Hernádi continued: "Downstream delivered weak performance. However, we are expecting improvement and are planning some selected investments as we did in the past. Our financial position improved further over 2011 ensuring a solid basis for our organic growth plans, moreover, we are continuously evaluating potential inorganic steps as well. For these plans our diversified credit facilities, the maturity of which were extended, ensures financial flexibility and we do not have any additional external financing need in 2012."

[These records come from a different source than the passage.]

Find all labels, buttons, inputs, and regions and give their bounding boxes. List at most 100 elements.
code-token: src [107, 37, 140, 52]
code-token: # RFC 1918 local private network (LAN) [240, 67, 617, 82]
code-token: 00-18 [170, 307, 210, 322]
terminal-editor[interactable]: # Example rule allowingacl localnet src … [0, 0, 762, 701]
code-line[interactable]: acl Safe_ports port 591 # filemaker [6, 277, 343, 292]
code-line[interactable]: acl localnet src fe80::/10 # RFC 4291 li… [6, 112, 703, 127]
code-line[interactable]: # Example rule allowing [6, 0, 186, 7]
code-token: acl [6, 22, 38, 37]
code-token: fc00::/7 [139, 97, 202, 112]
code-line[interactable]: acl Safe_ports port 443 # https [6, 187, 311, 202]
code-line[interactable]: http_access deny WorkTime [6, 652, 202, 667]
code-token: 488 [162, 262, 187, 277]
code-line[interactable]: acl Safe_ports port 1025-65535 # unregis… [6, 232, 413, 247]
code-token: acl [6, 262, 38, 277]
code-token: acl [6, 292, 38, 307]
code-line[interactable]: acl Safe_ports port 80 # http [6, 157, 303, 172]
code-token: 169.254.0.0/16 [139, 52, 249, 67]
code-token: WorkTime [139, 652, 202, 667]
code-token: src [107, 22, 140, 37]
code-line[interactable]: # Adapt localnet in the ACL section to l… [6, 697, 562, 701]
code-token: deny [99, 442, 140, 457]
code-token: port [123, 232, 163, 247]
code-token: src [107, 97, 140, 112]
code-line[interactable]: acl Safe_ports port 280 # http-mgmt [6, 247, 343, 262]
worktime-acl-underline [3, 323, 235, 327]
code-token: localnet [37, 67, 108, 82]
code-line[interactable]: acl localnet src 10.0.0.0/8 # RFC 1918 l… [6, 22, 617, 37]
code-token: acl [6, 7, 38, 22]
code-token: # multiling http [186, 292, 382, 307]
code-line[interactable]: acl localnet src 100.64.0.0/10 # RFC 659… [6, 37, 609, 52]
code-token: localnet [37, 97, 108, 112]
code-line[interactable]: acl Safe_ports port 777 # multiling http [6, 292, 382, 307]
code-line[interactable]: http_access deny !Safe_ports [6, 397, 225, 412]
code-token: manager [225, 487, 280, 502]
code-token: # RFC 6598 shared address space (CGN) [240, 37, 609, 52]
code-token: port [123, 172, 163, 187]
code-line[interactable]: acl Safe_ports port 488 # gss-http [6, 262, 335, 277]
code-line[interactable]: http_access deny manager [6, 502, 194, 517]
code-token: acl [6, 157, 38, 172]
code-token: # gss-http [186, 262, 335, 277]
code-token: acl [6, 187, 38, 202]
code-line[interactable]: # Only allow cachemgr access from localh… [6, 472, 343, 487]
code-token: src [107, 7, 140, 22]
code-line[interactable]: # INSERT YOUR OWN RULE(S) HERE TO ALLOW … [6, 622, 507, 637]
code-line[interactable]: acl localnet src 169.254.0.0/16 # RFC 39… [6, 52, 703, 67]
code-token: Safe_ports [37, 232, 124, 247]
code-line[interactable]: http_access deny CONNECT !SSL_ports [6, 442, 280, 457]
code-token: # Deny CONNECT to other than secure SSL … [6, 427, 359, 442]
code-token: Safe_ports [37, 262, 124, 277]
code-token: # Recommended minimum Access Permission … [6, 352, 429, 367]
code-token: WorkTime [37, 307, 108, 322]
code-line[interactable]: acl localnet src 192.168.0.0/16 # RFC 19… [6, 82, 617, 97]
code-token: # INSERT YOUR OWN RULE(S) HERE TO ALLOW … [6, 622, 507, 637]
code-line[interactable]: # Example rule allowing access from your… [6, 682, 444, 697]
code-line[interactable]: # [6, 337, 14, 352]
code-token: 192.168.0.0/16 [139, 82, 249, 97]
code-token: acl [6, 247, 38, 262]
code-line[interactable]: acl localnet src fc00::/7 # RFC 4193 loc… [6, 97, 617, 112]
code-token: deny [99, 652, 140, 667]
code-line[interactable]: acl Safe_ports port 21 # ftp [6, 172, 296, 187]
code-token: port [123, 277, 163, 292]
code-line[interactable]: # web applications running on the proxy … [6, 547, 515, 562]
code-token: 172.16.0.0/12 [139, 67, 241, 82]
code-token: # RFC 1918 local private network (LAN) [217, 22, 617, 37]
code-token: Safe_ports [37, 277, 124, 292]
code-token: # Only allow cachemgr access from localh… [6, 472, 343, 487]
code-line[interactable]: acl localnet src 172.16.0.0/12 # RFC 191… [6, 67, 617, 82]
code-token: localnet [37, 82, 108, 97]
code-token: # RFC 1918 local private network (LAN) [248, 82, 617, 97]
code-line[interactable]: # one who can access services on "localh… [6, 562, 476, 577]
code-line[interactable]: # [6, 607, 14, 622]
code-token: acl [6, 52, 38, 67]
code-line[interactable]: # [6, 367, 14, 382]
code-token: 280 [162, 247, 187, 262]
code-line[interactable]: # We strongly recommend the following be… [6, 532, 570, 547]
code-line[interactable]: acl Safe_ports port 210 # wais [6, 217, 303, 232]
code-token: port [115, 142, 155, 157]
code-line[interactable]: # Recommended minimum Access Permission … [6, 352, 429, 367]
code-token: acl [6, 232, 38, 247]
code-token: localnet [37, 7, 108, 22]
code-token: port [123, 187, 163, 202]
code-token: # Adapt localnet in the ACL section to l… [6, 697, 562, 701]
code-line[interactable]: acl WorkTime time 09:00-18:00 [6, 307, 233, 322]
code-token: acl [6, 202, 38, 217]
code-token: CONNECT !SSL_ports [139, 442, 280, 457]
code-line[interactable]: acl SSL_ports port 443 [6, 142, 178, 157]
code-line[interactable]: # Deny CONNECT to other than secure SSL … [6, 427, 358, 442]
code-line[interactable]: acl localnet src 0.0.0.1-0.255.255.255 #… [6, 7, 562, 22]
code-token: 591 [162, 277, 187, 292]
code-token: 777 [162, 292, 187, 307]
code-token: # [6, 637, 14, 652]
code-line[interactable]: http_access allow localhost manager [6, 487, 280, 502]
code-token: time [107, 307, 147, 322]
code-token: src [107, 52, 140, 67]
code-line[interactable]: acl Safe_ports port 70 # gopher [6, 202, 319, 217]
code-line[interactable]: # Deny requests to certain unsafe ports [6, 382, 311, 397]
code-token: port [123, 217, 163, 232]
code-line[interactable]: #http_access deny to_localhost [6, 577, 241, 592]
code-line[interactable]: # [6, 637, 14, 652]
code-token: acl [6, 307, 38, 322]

  • Upstream operating profit, excluding special items increased by 16 percent to $1.5 billion (HUF 330 billion) in 2011 compared to the previous year. This profit growth derived from combination of positive effects, such as increased production volumes in foreign markets and 26 percent higher realized hydrocarbon prices in line with increasing international quotations. Positive effects were moderated by the lack of Syrian revenues in Q4 and stronger HUF against USD. Royalties on Hungarian production of MOL amounted to $473 million (HUF 102 billion), which is 14-percent increase compared to the base period. 

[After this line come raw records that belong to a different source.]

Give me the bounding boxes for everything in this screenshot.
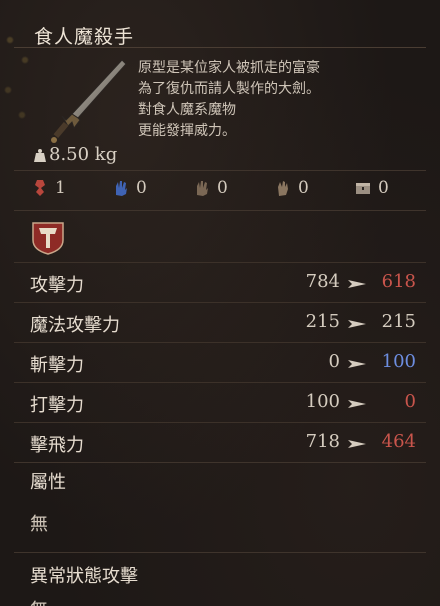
stat-new-value: 100 [381, 351, 416, 372]
resistance-chest: 0 [355, 178, 389, 198]
resistance-blue: 0 [113, 178, 147, 198]
stat-row-strike: 打擊力 100 0 [14, 382, 426, 422]
stat-new-value: 464 [381, 431, 416, 452]
resistance-brown: 0 [194, 178, 228, 198]
chest-icon [356, 183, 370, 194]
item-detail-panel: 食人魔殺手 8.50 kg 原型是某位家人被抓走的富豪 為了復仇而請人製作的大劍… [0, 0, 440, 606]
abnormal-status-label: 異常狀態攻擊 [30, 566, 138, 587]
stat-row-attack: 攻擊力 784 618 [14, 262, 426, 302]
stat-base-value: 784 [305, 271, 340, 292]
stat-label: 斬擊力 [30, 355, 84, 376]
item-weight-value: 8.50 kg [49, 144, 118, 165]
resistance-red: 1 [32, 178, 66, 198]
resistance-value: 0 [378, 178, 389, 198]
blue-hand-icon [116, 181, 127, 196]
description-line: 原型是某位家人被抓走的富豪 [138, 60, 320, 76]
divider [14, 210, 426, 211]
stat-base-value: 718 [305, 431, 340, 452]
stat-label: 攻擊力 [30, 275, 84, 296]
item-weight: 8.50 kg [34, 144, 117, 165]
stat-base-value: 100 [305, 391, 340, 412]
weapon-category-crest-icon [32, 222, 64, 255]
arrow-right-icon [348, 320, 366, 328]
stat-label: 魔法攻擊力 [30, 315, 120, 336]
description-line: 為了復仇而請人製作的大劍。 [138, 81, 320, 97]
stat-row-magic-attack: 魔法攻擊力 215 215 [14, 302, 426, 342]
abnormal-status-value: 無 [30, 596, 48, 606]
attribute-value: 無 [30, 514, 48, 535]
stat-new-value: 215 [381, 311, 416, 332]
greatsword-icon [51, 59, 127, 143]
stat-new-value: 0 [404, 391, 416, 412]
stat-label: 擊飛力 [30, 435, 84, 456]
item-name: 食人魔殺手 [34, 26, 135, 48]
resistance-value: 0 [298, 178, 309, 198]
arrow-right-icon [348, 360, 366, 368]
arrow-right-icon [348, 400, 366, 408]
stat-new-value: 618 [381, 271, 416, 292]
stat-label: 打擊力 [30, 395, 84, 416]
item-preview: 8.50 kg [18, 52, 128, 168]
item-title-bar: 食人魔殺手 [14, 14, 426, 48]
item-description: 原型是某位家人被抓走的富豪 為了復仇而請人製作的大劍。 對食人魔系魔物 更能發揮… [138, 58, 418, 142]
description-line: 對食人魔系魔物 [138, 102, 236, 118]
brown-hand-icon [197, 181, 208, 196]
arrow-right-icon [348, 280, 366, 288]
arrow-right-icon [348, 440, 366, 448]
divider [14, 462, 426, 463]
description-line: 更能發揮威力。 [138, 123, 236, 139]
brown-glove-icon [278, 181, 288, 196]
divider [14, 552, 426, 553]
resistance-row: 1 0 0 0 0 [0, 178, 440, 204]
resistance-value: 0 [136, 178, 147, 198]
resistance-glove: 0 [275, 178, 309, 198]
divider [14, 170, 426, 171]
resistance-value: 0 [217, 178, 228, 198]
attribute-label: 屬性 [30, 472, 66, 493]
weight-icon [34, 148, 46, 162]
stat-row-slash: 斬擊力 0 100 [14, 342, 426, 382]
red-rune-icon [35, 180, 45, 196]
stat-base-value: 215 [305, 311, 340, 332]
stat-row-knockdown: 擊飛力 718 464 [14, 422, 426, 462]
resistance-value: 1 [55, 178, 66, 198]
stat-base-value: 0 [328, 351, 340, 372]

  • Downstream realised an operating loss of $9.3 million (HUF 2 billion) in 2011, excluding special items. Profitability was negatively influenced by external factors, like higher oil price, which increased the costs of own consumption, lower average crack spreads, worsening petrochemical environment as well as refinery stoppages. Improving product slate and further internal efficiency improvements just partly mitigated the negative effect of depressed environment. On the other hand, operating profit of the segment, excluding INA contribution and special items is still relatively high and reached $274 million (HUF 59 billion). 
  • Gas Midstream segment’s operating profit, excluding special items accounted for $306 million (HUF 66 billion) in 2011. The most important profit contributor remained the FGSZ (gas transmission business), however the temporary freeze of gas tariffs from 1 July 2010 carried over negative effect for the H1 2011 result of gas transmission business.

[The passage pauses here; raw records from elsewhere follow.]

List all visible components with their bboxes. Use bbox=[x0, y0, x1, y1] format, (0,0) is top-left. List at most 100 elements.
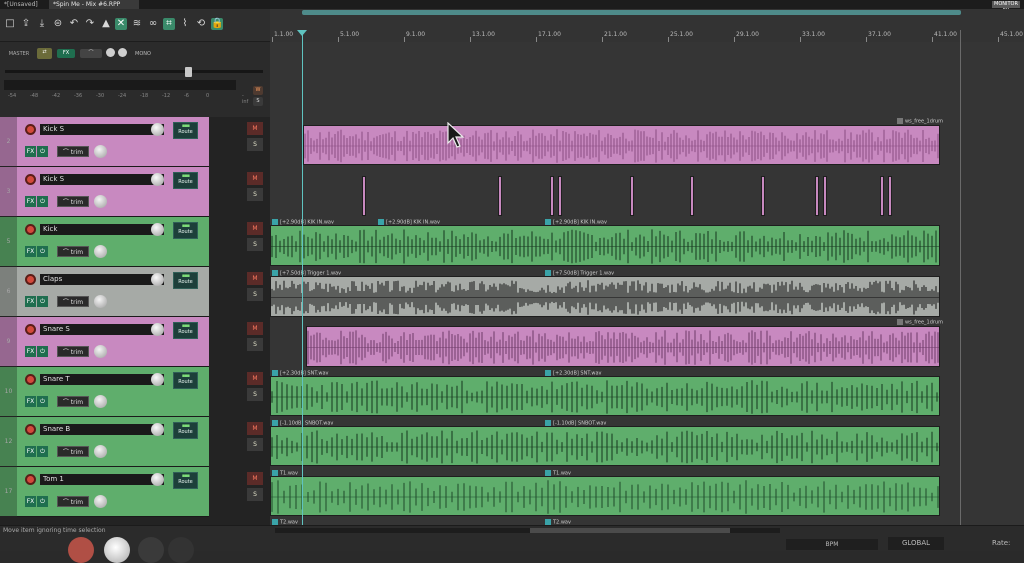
media-item-kick-s-hit[interactable] bbox=[690, 176, 694, 216]
track-name-field[interactable]: Kick S bbox=[40, 124, 164, 135]
media-item-kick-s-hit[interactable] bbox=[498, 176, 502, 216]
track-panel[interactable]: Snare S ▪▪▪ Route FX ⏻ ⌒ trim bbox=[17, 317, 209, 367]
track-panel[interactable]: Claps ▪▪▪ Route FX ⏻ ⌒ trim bbox=[17, 267, 209, 317]
media-item-claps[interactable] bbox=[270, 276, 940, 317]
track-panel[interactable]: Kick S ▪▪▪ Route FX ⏻ ⌒ trim bbox=[17, 117, 209, 167]
track-name-field[interactable]: Tom 1 bbox=[40, 474, 164, 485]
track-name-field[interactable]: Kick S bbox=[40, 174, 164, 185]
master-fader-handle[interactable] bbox=[185, 67, 192, 77]
edit-cursor-marker[interactable] bbox=[297, 30, 307, 36]
solo-button[interactable]: S bbox=[247, 488, 263, 501]
edit-cursor[interactable] bbox=[302, 30, 303, 525]
record-button[interactable] bbox=[68, 537, 94, 563]
track-name-field[interactable]: Snare B bbox=[40, 424, 164, 435]
master-volume-knob[interactable] bbox=[106, 48, 115, 57]
record-arm-button[interactable] bbox=[25, 124, 36, 135]
record-arm-button[interactable] bbox=[25, 374, 36, 385]
media-item-kick-s-hit[interactable] bbox=[761, 176, 765, 216]
fx-button[interactable]: FX bbox=[25, 446, 36, 457]
mute-button[interactable]: M bbox=[247, 122, 263, 135]
trim-button[interactable]: ⌒ trim bbox=[57, 346, 89, 357]
track-9[interactable]: 9 Snare S ▪▪▪ Route FX ⏻ ⌒ trim M S bbox=[0, 317, 270, 367]
media-item-snare-t[interactable] bbox=[270, 376, 940, 416]
master-fx-button[interactable]: FX bbox=[57, 49, 75, 58]
volume-knob[interactable] bbox=[151, 173, 164, 186]
trim-button[interactable]: ⌒ trim bbox=[57, 196, 89, 207]
trim-button[interactable]: ⌒ trim bbox=[57, 396, 89, 407]
track-6[interactable]: 6 Claps ▪▪▪ Route FX ⏻ ⌒ trim M S bbox=[0, 267, 270, 317]
track-panel[interactable]: Snare B ▪▪▪ Route FX ⏻ ⌒ trim bbox=[17, 417, 209, 467]
master-pan-knob[interactable] bbox=[118, 48, 127, 57]
track-12[interactable]: 12 Snare B ▪▪▪ Route FX ⏻ ⌒ trim M S bbox=[0, 417, 270, 467]
loop-icon[interactable]: ⟲ bbox=[195, 18, 207, 30]
solo-button[interactable]: S bbox=[247, 238, 263, 251]
master-width-button[interactable]: W bbox=[253, 86, 263, 95]
lock-icon[interactable]: 🔒 bbox=[211, 18, 223, 30]
media-item-snare-s[interactable] bbox=[306, 326, 940, 367]
tab-unsaved[interactable]: *[Unsaved] bbox=[0, 0, 56, 9]
pan-knob[interactable] bbox=[94, 395, 107, 408]
media-item-tom-1[interactable] bbox=[270, 476, 940, 516]
master-io-icon[interactable]: ⇄ bbox=[37, 48, 52, 59]
mute-button[interactable]: M bbox=[247, 322, 263, 335]
media-item-kick[interactable] bbox=[270, 225, 940, 266]
route-button[interactable]: ▪▪▪ Route bbox=[173, 172, 198, 189]
media-item-kick-s[interactable] bbox=[303, 125, 940, 165]
record-arm-button[interactable] bbox=[25, 324, 36, 335]
solo-button[interactable]: S bbox=[247, 138, 263, 151]
link-icon[interactable]: ∞ bbox=[147, 18, 159, 30]
track-panel[interactable]: Snare T ▪▪▪ Route FX ⏻ ⌒ trim bbox=[17, 367, 209, 417]
monitor-fx-button[interactable]: MONITOR FX bbox=[992, 1, 1020, 14]
undo-icon[interactable]: ↶ bbox=[68, 18, 80, 30]
metronome-icon[interactable]: ▲ bbox=[100, 18, 112, 30]
pause-button[interactable] bbox=[168, 537, 194, 563]
track-name-field[interactable]: Kick bbox=[40, 224, 164, 235]
solo-button[interactable]: S bbox=[247, 438, 263, 451]
track-5[interactable]: 5 Kick ▪▪▪ Route FX ⏻ ⌒ trim M S bbox=[0, 217, 270, 267]
fx-button[interactable]: FX bbox=[25, 396, 36, 407]
volume-knob[interactable] bbox=[151, 423, 164, 436]
media-item-kick-s-hit[interactable] bbox=[362, 176, 366, 216]
volume-knob[interactable] bbox=[151, 273, 164, 286]
record-arm-button[interactable] bbox=[25, 174, 36, 185]
media-item-kick-s-hit[interactable] bbox=[823, 176, 827, 216]
mute-button[interactable]: M bbox=[247, 472, 263, 485]
media-item-kick-s-hit[interactable] bbox=[550, 176, 554, 216]
mute-button[interactable]: M bbox=[247, 172, 263, 185]
record-arm-button[interactable] bbox=[25, 224, 36, 235]
fx-button[interactable]: FX bbox=[25, 496, 36, 507]
pan-knob[interactable] bbox=[94, 295, 107, 308]
master-mono-label[interactable]: MONO bbox=[130, 50, 156, 59]
new-project-icon[interactable]: □ bbox=[4, 18, 16, 30]
solo-button[interactable]: S bbox=[247, 388, 263, 401]
master-fader-track[interactable] bbox=[5, 70, 263, 73]
trim-button[interactable]: ⌒ trim bbox=[57, 296, 89, 307]
snap-icon[interactable]: ✕ bbox=[115, 18, 127, 30]
loop-selection-bar[interactable] bbox=[302, 10, 961, 15]
mute-button[interactable]: M bbox=[247, 422, 263, 435]
route-button[interactable]: ▪▪▪ Route bbox=[173, 222, 198, 239]
volume-knob[interactable] bbox=[151, 123, 164, 136]
volume-knob[interactable] bbox=[151, 323, 164, 336]
route-button[interactable]: ▪▪▪ Route bbox=[173, 422, 198, 439]
route-button[interactable]: ▪▪▪ Route bbox=[173, 272, 198, 289]
redo-icon[interactable]: ↷ bbox=[84, 18, 96, 30]
solo-button[interactable]: S bbox=[247, 288, 263, 301]
track-name-field[interactable]: Snare S bbox=[40, 324, 164, 335]
media-item-kick-s-hit[interactable] bbox=[888, 176, 892, 216]
trim-button[interactable]: ⌒ trim bbox=[57, 446, 89, 457]
solo-button[interactable]: S bbox=[247, 188, 263, 201]
fx-bypass-icon[interactable]: ⏻ bbox=[37, 346, 48, 357]
mute-button[interactable]: M bbox=[247, 372, 263, 385]
fx-button[interactable]: FX bbox=[25, 146, 36, 157]
pan-knob[interactable] bbox=[94, 245, 107, 258]
media-item-kick-s-hit[interactable] bbox=[558, 176, 562, 216]
horizontal-scrollbar-thumb[interactable] bbox=[530, 528, 730, 533]
fx-button[interactable]: FX bbox=[25, 296, 36, 307]
master-envelope-button[interactable]: ⌒ bbox=[80, 49, 102, 58]
pan-knob[interactable] bbox=[94, 145, 107, 158]
track-2[interactable]: 2 Kick S ▪▪▪ Route FX ⏻ ⌒ trim M S bbox=[0, 117, 270, 167]
fx-button[interactable]: FX bbox=[25, 346, 36, 357]
play-button[interactable] bbox=[104, 537, 130, 563]
envelope-icon[interactable]: ⌇ bbox=[179, 18, 191, 30]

  • The net financial expenses were halved compared to 2010 level and amounted to $264 million (HUF 57 billion) in 2011. In 2011 a net foreign exchange gain of $260 million (HUF 56 billion) was recognized (due to the fact that from Q3 2011 foreign exchange losses has been recognized in equity due to the implementation of net investment hedge accounting), compared to the loss of $218 million (HUF 47 billion) in 2010. Fair valuation gain on the conversion option embedded in the capital security issued in the monetization of treasury shares by Magnolia Finance Ltd. was HUF $49 million (10.5 billion). In addition, a loss of $282 million (HUF 60.8 billion) has been incurred on the fair valuation of the call option on MOL shares owned by CEZ. The change in the fair values of both instruments reflects the stressed MOL share prices and weakening HUF against EUR experienced in H2 2011. 
  • CAPEX spending was $1.3 billion (HUF 274 billion) – 18 percent lower than in the previous year – in full year. The investments focused on CEE region, Russia and Kurdistan Region of Iraq in Upstream, on Thermal Power Plant revamp at Bratislava refinery and finalization of Rijeka refinery modernization in Downstream. 
  • Net profit for the period increased to $705 million (HUF 152 billion in 2011), increasing by 46 percent year-on-year, as a combined effect of stable operating performance and improving financial line. 
  • Operating cash inflow decreased by 2 percent compared to FY 2010 and amounted to $1.7 billion (HUF 372 billion). Operating cash flow before movements in working capital increased by 19 percent. 
  • Net debt position decreased to $4.2 billion (HUF 900 billion) during the year, despite a weakening forint, resulting in an improved, 28 percent gearing ratio at the end of December 2011 compared to 31.3 percent at the end of 2010.